ESOK PAGINYA, JAM 6 pagi, aku membangunkan Aina yang baru sekian jam tidur, pagi itu ada seminar yang harus Aina ikuti. Seperti biasa, pagi itu Aina menyiapkan diri selama-lamanya ‘Tuhan’ menciptakan langit dan bumi, dan baru berangkat setengah jam sebelum acara dimulai. Namun, setengah jam setelah Aina meninggalkan apartemen, sebuah panggilan muncul di ponselku, Aina. Aina bicara sangat hati-hati dan lemah lembut. “Mas,” diam sebentar. “Mas, maaf. Nanti kamu marah-marah sama aku sepuasnya, nggak apa-apa, tapi tolong anterin dompet aku ke sini, boleh? Deket, kok.”
Aku tak berkata, kekesalanku sedang pada puncaknya karena kejadian Aina ketinggalan barang sudah jutaan kali berulang.
Tiba di sebuah hotel, di lobi kudapati Aina sedang bercakap-cakap dengan seorang wanita, mungkin sejawatnya, entah.

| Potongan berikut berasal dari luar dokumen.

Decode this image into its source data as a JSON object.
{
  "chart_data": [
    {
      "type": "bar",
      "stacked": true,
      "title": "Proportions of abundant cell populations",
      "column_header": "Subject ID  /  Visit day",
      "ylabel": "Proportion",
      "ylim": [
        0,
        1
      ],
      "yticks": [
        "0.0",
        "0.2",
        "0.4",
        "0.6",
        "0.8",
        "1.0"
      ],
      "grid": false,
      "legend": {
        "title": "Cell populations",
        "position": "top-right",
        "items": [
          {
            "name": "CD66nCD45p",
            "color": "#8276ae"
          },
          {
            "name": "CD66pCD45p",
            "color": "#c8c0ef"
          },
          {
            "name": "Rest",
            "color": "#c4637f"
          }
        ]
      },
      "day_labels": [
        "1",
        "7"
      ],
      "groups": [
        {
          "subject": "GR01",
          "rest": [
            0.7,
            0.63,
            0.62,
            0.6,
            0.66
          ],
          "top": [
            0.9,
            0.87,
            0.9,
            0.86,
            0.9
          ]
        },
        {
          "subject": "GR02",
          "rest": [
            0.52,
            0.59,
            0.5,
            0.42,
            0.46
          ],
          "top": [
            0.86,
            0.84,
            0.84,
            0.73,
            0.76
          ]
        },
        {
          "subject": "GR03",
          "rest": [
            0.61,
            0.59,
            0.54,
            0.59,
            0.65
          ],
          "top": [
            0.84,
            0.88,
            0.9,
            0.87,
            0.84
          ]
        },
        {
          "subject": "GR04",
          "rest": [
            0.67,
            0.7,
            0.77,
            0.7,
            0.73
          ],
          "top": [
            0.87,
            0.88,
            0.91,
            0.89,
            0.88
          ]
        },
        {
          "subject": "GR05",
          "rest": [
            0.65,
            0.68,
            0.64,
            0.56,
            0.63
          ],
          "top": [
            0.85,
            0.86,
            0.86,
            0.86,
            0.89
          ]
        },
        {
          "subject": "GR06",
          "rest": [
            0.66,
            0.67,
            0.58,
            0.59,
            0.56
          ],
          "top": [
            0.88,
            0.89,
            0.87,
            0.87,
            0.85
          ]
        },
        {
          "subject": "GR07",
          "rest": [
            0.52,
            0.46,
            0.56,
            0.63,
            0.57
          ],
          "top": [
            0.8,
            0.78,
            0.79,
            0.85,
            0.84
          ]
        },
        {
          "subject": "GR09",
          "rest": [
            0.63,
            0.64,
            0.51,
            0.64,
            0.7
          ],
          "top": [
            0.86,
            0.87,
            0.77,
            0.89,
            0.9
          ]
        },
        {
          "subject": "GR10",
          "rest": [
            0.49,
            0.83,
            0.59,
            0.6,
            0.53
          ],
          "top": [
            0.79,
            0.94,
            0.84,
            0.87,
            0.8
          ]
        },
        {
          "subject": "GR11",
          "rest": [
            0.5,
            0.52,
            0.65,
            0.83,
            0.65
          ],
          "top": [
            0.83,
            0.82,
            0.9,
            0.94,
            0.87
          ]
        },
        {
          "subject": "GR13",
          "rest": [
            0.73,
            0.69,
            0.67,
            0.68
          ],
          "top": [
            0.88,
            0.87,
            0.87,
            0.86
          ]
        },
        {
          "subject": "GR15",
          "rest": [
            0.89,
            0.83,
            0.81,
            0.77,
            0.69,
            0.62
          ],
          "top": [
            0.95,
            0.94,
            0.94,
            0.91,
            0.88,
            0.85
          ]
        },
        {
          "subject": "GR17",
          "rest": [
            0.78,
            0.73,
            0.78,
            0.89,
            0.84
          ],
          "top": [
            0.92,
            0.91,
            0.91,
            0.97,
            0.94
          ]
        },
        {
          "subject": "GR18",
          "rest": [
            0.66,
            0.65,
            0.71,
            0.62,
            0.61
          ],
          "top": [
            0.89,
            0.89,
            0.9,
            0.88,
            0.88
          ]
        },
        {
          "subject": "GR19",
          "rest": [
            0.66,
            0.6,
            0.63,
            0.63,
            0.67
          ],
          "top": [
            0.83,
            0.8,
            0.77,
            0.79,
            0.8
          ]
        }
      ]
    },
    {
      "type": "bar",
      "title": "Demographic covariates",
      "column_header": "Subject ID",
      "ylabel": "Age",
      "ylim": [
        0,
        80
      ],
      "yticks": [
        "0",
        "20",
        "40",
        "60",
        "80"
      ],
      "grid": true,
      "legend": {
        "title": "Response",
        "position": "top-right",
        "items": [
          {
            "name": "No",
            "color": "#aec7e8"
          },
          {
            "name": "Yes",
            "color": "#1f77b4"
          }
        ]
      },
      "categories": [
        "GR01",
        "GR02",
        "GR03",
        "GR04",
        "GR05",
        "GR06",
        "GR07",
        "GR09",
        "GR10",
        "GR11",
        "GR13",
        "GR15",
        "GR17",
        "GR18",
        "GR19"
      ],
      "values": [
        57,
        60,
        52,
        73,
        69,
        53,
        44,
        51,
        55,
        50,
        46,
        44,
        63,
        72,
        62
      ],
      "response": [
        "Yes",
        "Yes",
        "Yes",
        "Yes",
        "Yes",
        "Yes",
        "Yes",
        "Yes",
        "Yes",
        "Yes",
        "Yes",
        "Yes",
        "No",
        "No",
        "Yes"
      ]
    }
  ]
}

Melihatku dan Aina melakukan protokol jumpa dengan wajah yang sama-sama keras, wanita itu bertanya, “Kamu sudah menikah, Aina?”
Tanpa peduli, aku sigap berkata, “Saya bukan suami mbak Aina, Bu. Saya adiknya mbak Aina,” lalu tertawa. Aku suka bercanda dengan orang asing. Tapi, Aina menatapku dengan tatapan pisau dan muka baja; Aina benci bila aku bercanda di sembarang tempat, apalagi dengan orang asing, apalagi menjurus ke umur. “Mas Billy calon suami saya, Dok,” kata Aina tanpa beban.
Wanita itu mengangguk dan tertawa menangggapi guyonanku. Aku, saat itu, malah tertegun, itu pertama kalinya Aina menyebutku sebagai calon suami, dan ganjil terdengar telingaku, entah mengapa. Aina mengucapkan sesuatu yang belum pasti bisa kupenuhi. Sejujurnya, keraguan yang menghantuiku kemudian, dimulai sejak pagi itu.
Kemudian, dua wanita itu lanjut bicara, dan aku memperhatikan Aina tanpa kedip; entah kenapa, aku suka sekali melihat Aina bicara dengan bahas Indonesia yang terdengar formal, dan aku selalu bangga melihat Aina bicara tentang profesinya dengan kewibawaannya, apalagi saat itu Aina menggunakan kata ganti ‘saya’, yang jarang sekali Aina gunakan denganku (sl: jika kupikir sekarang, memang aneh).